Yenya wrote: Re: Vašek Stodůlka

Agreed, but the situation is different for (even semi-)public interface of the ERP, and an _internal_ class of a single project.

Milan Zamazal wrote:

I'm not talking about complete interfaces, but about extensible interfaces, this is a very different thing. Hiding implementation is always useful, it's a general principle of building programs from well defined autonomous parts. When I change a function and the change forces me to change code that uses the function (I admit it happens to me often), I know I'm doing useless work caused by a mistake in the extensible design. And I can't see any problem in writing instead of all the time, it's more consistent than writing sometimes and sometimes foo.baz() anyway. As for comments, it's necessary to distinguish between code comments and documentation strings. Code comments should be rare, good code usually documents itself. Documentation strings should be attached to anything what is exported from a module.

Yenya wrote:

"Hiding implementation is always useful" - nope (unless the implementation is nontrivial, which is not the case here). If it adds a bunch of useless code, it is _not_ useful, especially when this is a purely internal thing and the refactorization using a modern IDE is easy. As for your "documentation strings". From the point of view of the reader of the code, this is _also_ a comment, which should the reader read (or skip).
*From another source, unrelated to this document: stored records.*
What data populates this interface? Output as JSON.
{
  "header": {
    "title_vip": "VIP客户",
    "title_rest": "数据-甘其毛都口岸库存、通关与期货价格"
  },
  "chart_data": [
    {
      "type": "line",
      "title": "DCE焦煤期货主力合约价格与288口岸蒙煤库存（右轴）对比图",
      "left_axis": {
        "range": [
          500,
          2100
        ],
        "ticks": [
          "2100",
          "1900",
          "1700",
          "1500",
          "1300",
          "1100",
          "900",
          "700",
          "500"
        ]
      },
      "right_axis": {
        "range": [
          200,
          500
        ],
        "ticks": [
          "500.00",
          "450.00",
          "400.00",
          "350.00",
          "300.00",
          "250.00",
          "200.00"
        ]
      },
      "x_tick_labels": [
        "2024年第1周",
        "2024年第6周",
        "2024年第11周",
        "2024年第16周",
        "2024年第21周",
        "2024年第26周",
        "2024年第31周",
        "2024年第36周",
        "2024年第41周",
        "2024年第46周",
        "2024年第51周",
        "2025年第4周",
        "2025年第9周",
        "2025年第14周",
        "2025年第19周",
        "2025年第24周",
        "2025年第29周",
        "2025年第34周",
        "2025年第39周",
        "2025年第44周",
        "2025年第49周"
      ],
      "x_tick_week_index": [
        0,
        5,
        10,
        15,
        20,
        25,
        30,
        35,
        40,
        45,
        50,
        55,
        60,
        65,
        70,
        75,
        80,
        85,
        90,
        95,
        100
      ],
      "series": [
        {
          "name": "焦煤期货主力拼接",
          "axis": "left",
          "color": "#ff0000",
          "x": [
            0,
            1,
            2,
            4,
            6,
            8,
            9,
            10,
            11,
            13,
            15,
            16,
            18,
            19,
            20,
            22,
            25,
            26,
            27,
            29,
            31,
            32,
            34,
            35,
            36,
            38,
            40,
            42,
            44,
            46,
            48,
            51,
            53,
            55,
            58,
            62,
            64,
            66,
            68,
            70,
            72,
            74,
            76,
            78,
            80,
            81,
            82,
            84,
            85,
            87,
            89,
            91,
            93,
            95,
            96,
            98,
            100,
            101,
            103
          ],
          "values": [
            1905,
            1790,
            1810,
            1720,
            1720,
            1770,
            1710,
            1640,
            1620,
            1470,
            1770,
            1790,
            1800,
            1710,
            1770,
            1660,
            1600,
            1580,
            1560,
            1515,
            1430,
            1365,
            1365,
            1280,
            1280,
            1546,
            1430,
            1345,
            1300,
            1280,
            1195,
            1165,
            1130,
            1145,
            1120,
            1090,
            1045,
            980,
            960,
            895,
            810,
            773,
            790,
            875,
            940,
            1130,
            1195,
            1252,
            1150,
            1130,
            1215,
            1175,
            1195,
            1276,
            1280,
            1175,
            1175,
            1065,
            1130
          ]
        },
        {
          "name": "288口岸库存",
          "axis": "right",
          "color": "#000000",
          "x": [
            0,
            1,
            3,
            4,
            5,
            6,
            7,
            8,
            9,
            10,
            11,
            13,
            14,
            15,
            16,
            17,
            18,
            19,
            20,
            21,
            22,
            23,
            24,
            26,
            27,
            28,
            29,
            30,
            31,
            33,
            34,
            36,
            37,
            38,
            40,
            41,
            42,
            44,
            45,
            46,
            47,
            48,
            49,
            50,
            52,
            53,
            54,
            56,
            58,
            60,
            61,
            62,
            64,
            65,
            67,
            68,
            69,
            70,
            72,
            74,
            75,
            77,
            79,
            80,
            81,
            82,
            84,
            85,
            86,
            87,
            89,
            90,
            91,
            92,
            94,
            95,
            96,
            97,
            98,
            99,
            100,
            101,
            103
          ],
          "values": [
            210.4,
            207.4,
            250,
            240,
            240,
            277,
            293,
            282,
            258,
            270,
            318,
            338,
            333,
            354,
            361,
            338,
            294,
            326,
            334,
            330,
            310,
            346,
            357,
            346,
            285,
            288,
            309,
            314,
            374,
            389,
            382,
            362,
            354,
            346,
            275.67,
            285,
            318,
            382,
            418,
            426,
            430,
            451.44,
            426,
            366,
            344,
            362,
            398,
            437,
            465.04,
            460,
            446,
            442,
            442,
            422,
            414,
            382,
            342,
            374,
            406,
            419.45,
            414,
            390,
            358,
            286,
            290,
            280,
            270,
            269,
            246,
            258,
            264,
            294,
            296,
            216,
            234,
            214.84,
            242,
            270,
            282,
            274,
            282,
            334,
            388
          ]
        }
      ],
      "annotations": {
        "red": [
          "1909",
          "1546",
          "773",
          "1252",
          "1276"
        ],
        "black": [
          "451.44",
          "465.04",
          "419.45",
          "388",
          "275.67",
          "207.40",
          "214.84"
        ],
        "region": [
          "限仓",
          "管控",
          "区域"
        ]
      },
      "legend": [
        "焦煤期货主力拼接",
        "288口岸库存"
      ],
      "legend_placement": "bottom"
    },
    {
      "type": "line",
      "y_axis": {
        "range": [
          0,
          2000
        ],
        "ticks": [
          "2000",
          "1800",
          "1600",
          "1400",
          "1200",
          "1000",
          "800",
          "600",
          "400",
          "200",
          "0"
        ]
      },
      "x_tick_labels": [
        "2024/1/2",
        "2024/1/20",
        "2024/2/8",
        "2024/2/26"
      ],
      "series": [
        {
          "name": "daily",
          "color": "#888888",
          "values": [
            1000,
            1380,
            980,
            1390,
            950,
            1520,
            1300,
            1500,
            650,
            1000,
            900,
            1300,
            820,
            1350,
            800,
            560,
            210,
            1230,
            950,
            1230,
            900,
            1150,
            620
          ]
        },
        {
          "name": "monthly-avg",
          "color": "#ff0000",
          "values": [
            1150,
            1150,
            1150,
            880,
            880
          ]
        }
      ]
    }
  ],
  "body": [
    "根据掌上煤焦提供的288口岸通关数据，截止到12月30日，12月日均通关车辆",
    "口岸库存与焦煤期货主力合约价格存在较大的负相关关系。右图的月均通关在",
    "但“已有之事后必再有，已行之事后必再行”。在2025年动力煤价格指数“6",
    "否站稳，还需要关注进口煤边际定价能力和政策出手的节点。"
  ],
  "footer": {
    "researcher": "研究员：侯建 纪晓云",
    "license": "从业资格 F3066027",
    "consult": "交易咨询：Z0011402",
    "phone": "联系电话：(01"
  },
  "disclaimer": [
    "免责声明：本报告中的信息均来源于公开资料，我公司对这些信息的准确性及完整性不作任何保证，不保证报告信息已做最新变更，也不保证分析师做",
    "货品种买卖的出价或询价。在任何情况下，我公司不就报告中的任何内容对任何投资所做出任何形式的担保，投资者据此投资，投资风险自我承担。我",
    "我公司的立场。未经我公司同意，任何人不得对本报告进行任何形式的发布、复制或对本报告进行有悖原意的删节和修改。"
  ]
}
It lowers readability.

Lukas Lalinsky wrote:

I know this wasn't supposed to be about specific languages, but... "... but also Python with its Zope and Plone mammoths, and Ruby with RoR are similar." Seriously, Python is anything but not similar. Any Python programmer would in this case simply use the "x" attribute directly. The point why C++/Java programmers have to use getters/setters is that they can't switch from dumb to smart accessors without breaking the API. In Python you can switch then any time and still have the same API - "myobj.x". But this is a limitation of many languages that are often (incorrectly) presented as reference OO languages, not a problem with OOP itself.

Yenya wrote: Re: Lukas Lalinsky

Thanks for explanation. I was refering to Python in general (esp. Plone and Zope). Fortunately these days there are also Python programmers who focus on getting the job done instead of writing "everything and a kitchen sink" mammoths like the two mentioned.